Our study showed the Predominantly Hyperactive/impulsive presentation of ADHD to have the highest prevalence of sleep disturbances (total score), followed by the Combined and then the Predominantly Inattentive presentation and this difference was statistically significant. The subscale scores showed no significant differences, though daytime sleepiness was found to be more common in the Predominantly Inattentive presentation. Our findings differ in this regard from Mayes et al. (2009) who reported highest prevalence to be in the combined subtype, while Corkum et al. (Corkum, Davidson, & MacPherson, 2011) found sleepiness to be more frequent in the Inattentive subtype. We found no significant differences in sleep disturbances in those with co morbidities of Specific Learning Disability and ODD, similar to as reported by Mayes et al. (2009). We were unable to explore with regard to the impact of medications on sleep due to the diverse variety of treatment modalities used in the ADHD group thereby rendering only a very small number in each group of medication.
Limitations
The major limitation of this study was that it was a Hospital based study. The Sleep Questionnaire used was parent rated only and subjective, relying on parents recall. No structured interview was used in the ADHD diagnostic procedure. Due to differences in the treatment modalities, we were unable to explore the impact of medications on sleep. Also, caution is to be maintained in interpreting data in Predominantly Hyperactive/impulsive presentation as it is a small sample and regarding the co morbidity of ODD as it by itself is seen in some studies to independently cause sleep related issues.
Conclusion
Our study shows that sleep disturbances are more prevalent in children with pharmacologically treated ADHD when compared to their healthy siblings, especially in the predominantly hyperactive/impulsive subtype and reduce with increasing age. The main sleep related issues found were bedtime resistance, sleep onset difficulties, sleep duration, sleep anxiety and daytime sleepiness. Clinically this illustrates the importance of specifically assessing and monitoring for the issues related to sleep in children with ADHD. Further research into all factors likely to impact the same, including medications are the need of the hour which will help provide a comprehensive approach to the management of ADHD.

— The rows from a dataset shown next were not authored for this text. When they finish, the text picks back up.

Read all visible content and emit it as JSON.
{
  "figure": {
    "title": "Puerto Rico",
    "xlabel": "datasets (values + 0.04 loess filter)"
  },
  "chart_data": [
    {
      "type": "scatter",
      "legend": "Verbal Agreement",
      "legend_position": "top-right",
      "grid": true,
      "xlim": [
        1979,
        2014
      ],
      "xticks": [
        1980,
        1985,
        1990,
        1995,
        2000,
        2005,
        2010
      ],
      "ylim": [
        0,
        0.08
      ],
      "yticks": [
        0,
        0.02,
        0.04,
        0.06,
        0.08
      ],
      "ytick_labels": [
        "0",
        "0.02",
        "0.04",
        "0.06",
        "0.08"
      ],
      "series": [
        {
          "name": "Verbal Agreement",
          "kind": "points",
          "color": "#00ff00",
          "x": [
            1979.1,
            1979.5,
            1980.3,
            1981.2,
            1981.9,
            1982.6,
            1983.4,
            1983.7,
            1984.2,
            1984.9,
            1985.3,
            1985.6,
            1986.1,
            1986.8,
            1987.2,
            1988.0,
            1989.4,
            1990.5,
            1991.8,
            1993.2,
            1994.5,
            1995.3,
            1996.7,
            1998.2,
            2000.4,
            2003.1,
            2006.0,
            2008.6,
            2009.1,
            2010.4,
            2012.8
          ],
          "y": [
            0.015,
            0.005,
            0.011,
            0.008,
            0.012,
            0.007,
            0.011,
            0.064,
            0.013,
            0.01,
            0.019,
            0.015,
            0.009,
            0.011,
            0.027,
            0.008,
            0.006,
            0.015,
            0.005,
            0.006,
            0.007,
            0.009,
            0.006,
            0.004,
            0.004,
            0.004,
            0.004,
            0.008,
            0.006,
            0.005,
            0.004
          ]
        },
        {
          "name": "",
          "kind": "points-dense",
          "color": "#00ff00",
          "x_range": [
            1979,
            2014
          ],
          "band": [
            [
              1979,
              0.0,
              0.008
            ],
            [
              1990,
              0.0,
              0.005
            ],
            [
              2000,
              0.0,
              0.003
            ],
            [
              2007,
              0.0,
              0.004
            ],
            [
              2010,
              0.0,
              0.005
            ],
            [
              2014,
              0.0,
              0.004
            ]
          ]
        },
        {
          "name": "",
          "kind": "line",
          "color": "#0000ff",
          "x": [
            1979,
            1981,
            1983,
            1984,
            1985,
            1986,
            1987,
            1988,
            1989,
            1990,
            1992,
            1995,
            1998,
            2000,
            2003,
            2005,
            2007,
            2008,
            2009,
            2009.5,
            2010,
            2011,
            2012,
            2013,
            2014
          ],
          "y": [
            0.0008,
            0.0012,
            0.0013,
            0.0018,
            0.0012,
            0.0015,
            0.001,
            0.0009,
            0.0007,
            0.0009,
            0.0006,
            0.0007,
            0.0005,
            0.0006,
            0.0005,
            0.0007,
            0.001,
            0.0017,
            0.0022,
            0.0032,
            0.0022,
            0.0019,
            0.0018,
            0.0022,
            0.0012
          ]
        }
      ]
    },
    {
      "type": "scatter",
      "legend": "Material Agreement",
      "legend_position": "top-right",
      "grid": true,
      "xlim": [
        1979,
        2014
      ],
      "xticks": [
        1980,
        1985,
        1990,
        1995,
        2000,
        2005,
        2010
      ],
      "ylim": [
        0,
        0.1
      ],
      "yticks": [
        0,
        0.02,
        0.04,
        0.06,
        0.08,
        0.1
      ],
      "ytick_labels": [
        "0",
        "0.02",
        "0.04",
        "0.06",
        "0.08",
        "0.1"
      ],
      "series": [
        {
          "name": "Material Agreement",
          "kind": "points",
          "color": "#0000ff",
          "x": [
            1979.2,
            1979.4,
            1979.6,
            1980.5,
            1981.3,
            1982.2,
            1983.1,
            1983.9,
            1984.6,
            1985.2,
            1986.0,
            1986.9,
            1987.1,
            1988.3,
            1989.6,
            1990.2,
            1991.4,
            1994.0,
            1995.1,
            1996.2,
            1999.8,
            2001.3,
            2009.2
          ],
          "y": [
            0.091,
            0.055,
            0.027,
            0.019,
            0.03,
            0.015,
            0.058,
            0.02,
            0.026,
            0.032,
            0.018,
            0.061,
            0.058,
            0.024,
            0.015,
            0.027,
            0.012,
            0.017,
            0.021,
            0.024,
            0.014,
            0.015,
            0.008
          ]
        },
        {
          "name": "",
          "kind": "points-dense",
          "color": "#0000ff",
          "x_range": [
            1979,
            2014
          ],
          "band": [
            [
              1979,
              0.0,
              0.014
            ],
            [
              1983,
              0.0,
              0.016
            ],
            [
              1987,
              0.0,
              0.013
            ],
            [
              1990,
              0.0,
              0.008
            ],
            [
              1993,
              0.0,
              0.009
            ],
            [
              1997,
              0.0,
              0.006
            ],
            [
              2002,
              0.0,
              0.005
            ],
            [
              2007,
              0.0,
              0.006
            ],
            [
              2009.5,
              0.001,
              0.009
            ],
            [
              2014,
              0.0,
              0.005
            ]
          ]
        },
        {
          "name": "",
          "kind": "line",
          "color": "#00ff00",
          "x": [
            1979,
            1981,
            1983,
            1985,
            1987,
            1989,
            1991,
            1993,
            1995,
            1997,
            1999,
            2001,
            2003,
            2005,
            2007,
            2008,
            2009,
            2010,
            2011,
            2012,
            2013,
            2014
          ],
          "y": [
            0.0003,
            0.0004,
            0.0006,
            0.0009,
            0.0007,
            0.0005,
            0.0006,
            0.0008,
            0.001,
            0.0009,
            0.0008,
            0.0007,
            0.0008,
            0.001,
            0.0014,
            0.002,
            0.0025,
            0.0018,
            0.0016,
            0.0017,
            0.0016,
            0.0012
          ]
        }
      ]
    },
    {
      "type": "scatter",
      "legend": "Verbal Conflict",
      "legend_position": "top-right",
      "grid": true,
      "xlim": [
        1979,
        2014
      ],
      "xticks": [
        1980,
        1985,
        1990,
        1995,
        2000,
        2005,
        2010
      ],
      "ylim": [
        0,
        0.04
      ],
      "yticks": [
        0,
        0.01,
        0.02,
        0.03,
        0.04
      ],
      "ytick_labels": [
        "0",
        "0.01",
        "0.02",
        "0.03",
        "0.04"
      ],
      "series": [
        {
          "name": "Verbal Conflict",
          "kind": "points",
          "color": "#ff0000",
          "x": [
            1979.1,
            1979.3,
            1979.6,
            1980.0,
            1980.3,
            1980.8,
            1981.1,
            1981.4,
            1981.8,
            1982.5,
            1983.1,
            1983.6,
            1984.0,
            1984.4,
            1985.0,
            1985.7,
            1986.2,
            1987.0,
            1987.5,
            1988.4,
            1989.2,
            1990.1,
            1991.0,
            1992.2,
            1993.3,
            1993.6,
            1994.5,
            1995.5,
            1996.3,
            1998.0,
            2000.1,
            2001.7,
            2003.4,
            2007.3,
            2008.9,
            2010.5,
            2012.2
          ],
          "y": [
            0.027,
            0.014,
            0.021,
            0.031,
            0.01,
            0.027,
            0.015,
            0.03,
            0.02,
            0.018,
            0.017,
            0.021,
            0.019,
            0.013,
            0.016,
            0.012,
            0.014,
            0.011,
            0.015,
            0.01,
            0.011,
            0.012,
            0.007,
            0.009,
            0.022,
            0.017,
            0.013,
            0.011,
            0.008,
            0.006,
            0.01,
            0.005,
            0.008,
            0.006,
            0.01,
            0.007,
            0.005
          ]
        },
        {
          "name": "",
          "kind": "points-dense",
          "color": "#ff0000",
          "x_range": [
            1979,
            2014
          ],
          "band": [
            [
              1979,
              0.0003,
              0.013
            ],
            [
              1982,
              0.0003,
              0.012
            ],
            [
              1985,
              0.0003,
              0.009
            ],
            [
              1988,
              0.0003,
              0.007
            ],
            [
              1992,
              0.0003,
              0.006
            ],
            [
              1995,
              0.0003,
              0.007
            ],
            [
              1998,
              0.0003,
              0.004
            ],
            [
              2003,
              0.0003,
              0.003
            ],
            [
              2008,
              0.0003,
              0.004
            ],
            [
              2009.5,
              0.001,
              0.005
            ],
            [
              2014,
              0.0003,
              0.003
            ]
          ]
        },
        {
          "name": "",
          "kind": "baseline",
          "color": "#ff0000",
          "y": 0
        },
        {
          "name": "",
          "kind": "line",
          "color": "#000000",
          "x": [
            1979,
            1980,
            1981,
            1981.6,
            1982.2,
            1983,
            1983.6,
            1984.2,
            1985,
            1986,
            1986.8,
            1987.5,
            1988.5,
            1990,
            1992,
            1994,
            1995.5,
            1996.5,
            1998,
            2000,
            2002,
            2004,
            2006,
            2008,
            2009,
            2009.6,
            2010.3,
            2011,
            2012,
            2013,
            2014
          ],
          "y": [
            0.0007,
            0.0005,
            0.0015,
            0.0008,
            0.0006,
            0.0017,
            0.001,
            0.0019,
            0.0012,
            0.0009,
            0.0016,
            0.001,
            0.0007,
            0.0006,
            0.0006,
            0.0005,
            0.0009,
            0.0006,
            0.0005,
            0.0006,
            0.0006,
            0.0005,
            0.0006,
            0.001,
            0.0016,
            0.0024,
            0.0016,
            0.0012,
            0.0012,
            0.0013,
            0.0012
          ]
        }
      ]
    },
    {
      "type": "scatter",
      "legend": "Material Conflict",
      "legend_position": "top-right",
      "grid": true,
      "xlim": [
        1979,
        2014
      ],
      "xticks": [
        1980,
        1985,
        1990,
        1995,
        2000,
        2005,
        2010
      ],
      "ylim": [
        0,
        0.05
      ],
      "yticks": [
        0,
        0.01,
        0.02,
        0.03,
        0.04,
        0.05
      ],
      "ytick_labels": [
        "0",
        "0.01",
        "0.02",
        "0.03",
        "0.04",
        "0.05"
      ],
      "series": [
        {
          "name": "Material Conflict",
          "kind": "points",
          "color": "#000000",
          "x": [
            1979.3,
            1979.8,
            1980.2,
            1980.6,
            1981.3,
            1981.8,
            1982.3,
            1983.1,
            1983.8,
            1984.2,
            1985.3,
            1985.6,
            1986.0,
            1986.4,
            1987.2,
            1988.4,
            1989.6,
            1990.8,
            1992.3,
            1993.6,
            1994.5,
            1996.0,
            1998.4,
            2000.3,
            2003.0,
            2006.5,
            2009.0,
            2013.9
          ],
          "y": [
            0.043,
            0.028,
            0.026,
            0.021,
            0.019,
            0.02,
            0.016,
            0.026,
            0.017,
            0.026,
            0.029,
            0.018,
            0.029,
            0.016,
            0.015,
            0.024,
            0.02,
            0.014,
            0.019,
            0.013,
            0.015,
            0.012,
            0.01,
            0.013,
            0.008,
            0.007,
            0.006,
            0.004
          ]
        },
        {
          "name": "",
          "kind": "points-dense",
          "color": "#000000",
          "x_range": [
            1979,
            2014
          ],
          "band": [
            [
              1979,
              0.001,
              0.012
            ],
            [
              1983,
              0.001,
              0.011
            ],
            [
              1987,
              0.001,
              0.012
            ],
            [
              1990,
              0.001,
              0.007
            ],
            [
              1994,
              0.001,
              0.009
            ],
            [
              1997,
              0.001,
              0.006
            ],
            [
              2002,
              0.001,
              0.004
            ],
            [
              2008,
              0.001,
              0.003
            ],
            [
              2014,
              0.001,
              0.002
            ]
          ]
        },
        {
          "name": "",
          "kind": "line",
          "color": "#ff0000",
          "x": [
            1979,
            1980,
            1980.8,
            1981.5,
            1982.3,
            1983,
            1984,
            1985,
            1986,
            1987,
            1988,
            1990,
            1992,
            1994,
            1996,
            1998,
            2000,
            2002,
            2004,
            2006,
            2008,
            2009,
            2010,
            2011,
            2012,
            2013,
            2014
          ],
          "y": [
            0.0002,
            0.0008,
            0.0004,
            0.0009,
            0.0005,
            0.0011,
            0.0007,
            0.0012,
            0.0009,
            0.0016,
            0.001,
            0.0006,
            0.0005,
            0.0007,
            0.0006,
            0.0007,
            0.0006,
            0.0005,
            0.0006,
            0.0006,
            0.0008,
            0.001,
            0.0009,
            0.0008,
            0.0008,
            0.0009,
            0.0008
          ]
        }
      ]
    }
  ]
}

Acknowledgements/Conflicts of Interest
The authors have no financial relationships/conflict of interest to disclose. We would like to acknowledge Dr. Ravindra Kamath, Professor and Head, Department of Psychiatry, Topiwala National Medical College and B. Y. L. Nair Charitable Hospital, Mumbai for his support during this study.